Ghislaine, Claude…

Venance Konan
Venance Konan
Venance Konan

Ghislaine, Claude…

Qui peuvent avoir été les victimes de ce kidnapping ? A Bamako, il y a Serges Daniel. Il y a aussi des envoyés spéciaux qui viennent régulièrement de Paris. Qui ? Je ne me souviens plus. Je sais aussi qu’une équipe devait descendre de Paris sur Bamako, ces jours-ci, mais je n’ai pas les noms. Pour l’histoire de l’enlèvement, je pensais à un groupe appâté par les chiffres qui avaient circulé après la récente libération des quatre otages français. On avait parlé de 20 millions d’euros. De quoi susciter une vocation de kidnappeur. Mais je me disais qu’avec la présence des forces françaises dans la région, la libération des confrères pourrait intervenir rapidement. Puis  cette annonce brutale, cruelle : les deux journalistes ont été assassinés. Sans autre précision. Par qui, bon Dieu ? Et pourquoi ? Pourquoi une telle chose ? Pourquoi tuer des journalistes désarmés qui ne faisaient que leur travail ?

Quelques minutes plus tard, les noms ont suivi : Ghislaine Dupont et Claude Verlon. Le choc ! De Ghislaine, je connais seulement le nom et la voix. Peut-être nous sommes-nous croisés un jour dans les couloirs de Rfi, peut-être avons-nous été présentés. Je ne sais plus. Claude, par contre, c’était un ami. Je l’avais connu à Abidjan, à la fin de l’année 2010, pendant les heures chaudes de notre crise. De Claude, le grand public connaissait seulement le nom, car il était un technicien, un alchimiste des sons. Nous avions passé le réveillon du 31 décembre 2010 ensemble, avec Cyril et Juliette qui deviendra, trois années plus tard, mon épouse. Elle aussi était amie à Claude. A l’Onuci où elle travaille, elle s’occupait des « voyages » des journalistes en « République du Golf », c’est-à-dire la traversée de la lagune en hélicoptère de l’Onuci, pour aller à l’hôtel du Golf où le Président Alassane Ouattara et tous ses proches étaient assiégés par l’armée de Laurent Gbagbo. Ce soir-là, nous avons mangé des lapins braisés chez Jeff à Biétry, avant d’aller prendre un verre dans une boîte du coin. Notre pays dansait alors au bord du volcan et cette nuit-là, plusieurs personnes nous appelèrent pour nous dire qu’on entendait des coups de feu par-ci, des détonations par-là. Moi-même, je n’en menais pas large à cette époque et je ne m’attardai pas longtemps dehors. Quelques jours après ce réveillon, j’ai pris le large et le 19 janvier, je me suis retrouvé à Paris. Claude et tous ces amis de la presse française me donnèrent un sacré coup de main durant ces moments difficiles. Je rencontrais Claude à Rfi ou à des fêtes chez des amis. Lorsqu’il apprit mon mariage avec Juliette, il dit, comme Cyril, que cette union était nulle et de nul effet parce qu’il n’y avait pas assisté et qu’il nous fallait le recommencer pour le valider. La dernière fois que je l’ai vu, je crois que c’était à une fête chez un ami. Chaque fois que je vais à Paris, un de mes amis organise une fête chez lui et tout le monde s’y retrouve. Je ne sais plus chez qui cette fête où j’ai vu Claude pour la dernière fois avait eu lieu. Chez Cyril ? Chez Christophe ? Je ne sais plus. S’il te plaît Claude, ne t’en vas pas avec ma mémoire.

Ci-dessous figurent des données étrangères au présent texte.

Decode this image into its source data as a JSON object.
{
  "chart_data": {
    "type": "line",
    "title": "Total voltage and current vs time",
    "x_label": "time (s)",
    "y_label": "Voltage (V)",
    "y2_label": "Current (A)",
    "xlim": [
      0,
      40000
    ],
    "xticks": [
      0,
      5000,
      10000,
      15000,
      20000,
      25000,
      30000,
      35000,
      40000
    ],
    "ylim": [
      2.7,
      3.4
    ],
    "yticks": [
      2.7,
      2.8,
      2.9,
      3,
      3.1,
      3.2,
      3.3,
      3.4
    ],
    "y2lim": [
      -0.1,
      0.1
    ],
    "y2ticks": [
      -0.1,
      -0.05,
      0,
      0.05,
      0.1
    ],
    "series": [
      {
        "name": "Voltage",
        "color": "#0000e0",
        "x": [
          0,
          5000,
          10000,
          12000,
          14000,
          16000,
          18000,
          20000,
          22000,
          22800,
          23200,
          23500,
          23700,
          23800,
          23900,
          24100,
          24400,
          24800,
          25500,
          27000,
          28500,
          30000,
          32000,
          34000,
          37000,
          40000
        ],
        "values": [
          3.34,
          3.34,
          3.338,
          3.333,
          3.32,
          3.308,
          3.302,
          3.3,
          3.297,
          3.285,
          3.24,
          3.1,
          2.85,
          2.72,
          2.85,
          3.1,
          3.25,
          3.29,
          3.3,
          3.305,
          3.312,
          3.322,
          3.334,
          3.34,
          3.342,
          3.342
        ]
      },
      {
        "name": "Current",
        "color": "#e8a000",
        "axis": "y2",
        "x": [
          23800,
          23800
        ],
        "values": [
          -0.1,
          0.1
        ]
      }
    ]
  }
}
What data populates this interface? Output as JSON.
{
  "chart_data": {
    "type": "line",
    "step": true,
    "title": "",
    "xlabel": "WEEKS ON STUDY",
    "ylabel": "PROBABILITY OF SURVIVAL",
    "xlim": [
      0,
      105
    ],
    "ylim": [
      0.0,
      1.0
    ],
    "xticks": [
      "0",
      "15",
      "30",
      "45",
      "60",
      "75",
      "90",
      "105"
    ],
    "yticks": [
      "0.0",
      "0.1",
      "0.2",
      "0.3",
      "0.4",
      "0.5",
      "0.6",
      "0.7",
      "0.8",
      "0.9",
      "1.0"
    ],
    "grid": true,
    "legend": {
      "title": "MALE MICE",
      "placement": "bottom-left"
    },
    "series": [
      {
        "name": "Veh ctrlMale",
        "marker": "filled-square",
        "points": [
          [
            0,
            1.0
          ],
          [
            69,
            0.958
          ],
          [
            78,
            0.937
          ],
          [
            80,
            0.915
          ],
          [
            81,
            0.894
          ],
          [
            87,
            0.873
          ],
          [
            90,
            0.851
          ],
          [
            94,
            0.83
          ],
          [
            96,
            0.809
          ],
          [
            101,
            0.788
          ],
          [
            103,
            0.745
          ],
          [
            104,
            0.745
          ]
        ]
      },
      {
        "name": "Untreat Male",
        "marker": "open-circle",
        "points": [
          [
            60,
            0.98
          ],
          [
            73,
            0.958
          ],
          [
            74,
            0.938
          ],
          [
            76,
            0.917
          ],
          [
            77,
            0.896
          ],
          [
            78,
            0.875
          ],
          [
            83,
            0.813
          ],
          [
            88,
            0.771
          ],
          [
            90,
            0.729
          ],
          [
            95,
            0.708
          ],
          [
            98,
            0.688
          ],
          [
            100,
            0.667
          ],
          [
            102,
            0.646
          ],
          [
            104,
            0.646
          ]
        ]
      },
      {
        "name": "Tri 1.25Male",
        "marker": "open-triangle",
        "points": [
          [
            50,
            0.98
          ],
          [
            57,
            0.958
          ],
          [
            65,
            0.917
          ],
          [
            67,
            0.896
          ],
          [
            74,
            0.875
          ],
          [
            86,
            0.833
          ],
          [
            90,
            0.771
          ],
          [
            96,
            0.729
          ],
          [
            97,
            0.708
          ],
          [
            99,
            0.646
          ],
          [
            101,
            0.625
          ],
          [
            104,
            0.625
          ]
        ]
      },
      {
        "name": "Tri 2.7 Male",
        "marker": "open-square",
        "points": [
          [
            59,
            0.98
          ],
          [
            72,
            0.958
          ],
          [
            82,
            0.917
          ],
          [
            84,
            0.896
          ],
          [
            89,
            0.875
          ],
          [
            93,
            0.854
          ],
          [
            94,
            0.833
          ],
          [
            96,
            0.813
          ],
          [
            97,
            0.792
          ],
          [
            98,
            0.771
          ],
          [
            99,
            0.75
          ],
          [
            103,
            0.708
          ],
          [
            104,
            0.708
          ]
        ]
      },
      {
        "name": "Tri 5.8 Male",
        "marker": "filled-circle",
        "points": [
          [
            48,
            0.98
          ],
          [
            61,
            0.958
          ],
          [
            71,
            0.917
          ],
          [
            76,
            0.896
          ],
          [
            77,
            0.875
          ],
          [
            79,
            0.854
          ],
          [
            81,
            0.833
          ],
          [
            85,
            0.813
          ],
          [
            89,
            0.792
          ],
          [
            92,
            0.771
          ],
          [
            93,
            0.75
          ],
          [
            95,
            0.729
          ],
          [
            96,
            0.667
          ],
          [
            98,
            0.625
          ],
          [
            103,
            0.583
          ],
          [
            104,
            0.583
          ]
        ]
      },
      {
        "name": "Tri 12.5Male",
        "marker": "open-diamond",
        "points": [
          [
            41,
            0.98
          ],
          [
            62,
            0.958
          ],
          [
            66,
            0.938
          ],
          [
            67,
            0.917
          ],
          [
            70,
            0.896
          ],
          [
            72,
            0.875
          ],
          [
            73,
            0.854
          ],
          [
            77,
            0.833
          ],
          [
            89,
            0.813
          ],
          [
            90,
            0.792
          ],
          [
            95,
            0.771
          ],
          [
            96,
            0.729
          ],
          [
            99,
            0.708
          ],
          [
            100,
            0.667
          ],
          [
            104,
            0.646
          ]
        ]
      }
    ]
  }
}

Claude, Ghislaine ! Il y a quelque temps, les autorités ivoiriennes rendaient hommage à Jean Hélène, tombé, il y a dix ans, sous les balles d’un policier guidé par sa seule haine. Et aujourd’hui, Claude et Ghislaine. Tombés pour quel motif ? La haine aussi ? Ou simplement la bêtise d’un groupe d’hommes ? Quelle humanité y a-t-il encore en ces hommes pour qui la vie des autres n’a aucune valeur ? Quelle absurdité que de croire qu’en tuant froidement des innocents, l’on s’assurerait ainsi une place au paradis ! Quelle religion enseigne-t-elle cela ? Aucune, aucune, aucune. C’est une bêtise que de tuer un journaliste qui ne faisait que son métier. Mais c’est trop douloureux lorsque c’est un ami qui part ainsi.